Nelarabine is the
prodrug of 9-beta-arabinofuranosylguanine (
ara-G) and is therapeutically classified as a
purine nucleoside analog.
Nelarabine is converted to
ara-G by
adenosine deaminase and transported into cells by a
nucleoside transporter.
Ara-G is subsequently phosphorylated to
ara-G triphosphate (
ara-GTP), thereby initiating the
therapeutic effect by inhibiting
DNA synthesis.
Nelarabine has been extensively studied in regards to its pharmacokinetics, and the data have demonstrated that
ara-GTP preferentially accumulates in malignant T-cells. Clinical responses to
nelarabine have been demonstrated in various T-cell
malignancies and appear to correlate with a relatively high intracellular concentration of
ara-GTP compared to nonresponders. Therefore, this unique
drug feature of
nelarabine accounts for clinical utilization in treating adult and pediatric patients with relapsed or refractory T-cell
acute lymphoblastic leukemia or T-cell
lymphoblastic lymphoma.

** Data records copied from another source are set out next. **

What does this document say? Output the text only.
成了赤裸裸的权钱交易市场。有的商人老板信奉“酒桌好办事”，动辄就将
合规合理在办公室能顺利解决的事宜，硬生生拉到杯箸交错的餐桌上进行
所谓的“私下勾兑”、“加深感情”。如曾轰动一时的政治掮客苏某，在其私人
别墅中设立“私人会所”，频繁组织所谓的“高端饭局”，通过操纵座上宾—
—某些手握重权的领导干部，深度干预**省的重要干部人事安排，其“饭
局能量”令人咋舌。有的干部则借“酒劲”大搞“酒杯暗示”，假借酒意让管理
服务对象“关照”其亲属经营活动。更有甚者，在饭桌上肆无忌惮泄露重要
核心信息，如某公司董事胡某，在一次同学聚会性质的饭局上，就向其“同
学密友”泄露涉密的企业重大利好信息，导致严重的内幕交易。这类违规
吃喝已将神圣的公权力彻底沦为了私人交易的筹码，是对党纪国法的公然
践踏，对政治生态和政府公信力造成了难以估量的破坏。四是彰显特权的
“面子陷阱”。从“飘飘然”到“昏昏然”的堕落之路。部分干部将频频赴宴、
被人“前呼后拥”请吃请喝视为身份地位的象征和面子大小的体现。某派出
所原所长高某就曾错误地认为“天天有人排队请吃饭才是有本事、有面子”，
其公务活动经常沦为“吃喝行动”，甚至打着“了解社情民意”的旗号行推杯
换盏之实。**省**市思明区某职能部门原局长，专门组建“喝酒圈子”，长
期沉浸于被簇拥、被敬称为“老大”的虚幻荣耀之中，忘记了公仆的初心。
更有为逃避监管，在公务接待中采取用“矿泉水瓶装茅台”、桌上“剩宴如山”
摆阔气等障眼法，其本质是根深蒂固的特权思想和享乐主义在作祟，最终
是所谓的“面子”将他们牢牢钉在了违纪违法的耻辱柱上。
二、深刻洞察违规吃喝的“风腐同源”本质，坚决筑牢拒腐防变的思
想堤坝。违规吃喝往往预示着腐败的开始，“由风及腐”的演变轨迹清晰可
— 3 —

Neuropathy is the most predominant adverse effect associated with
nelarabine and the incidence correlates with the dose administered. Myelosuppression has been observed, with
thrombocytopenia and
neutropenia as the most common hematologic complications. This article reviews the pharmacology, mechanism of action, and pharmacokinetic properties of
nelarabine, as well as
nelarabine's clinical efficacy in
T-ALL, T-LBL, and other
hematologic malignancies. The toxicity profile, dosage, and administration, and areas of ongoing and future research, are also presented.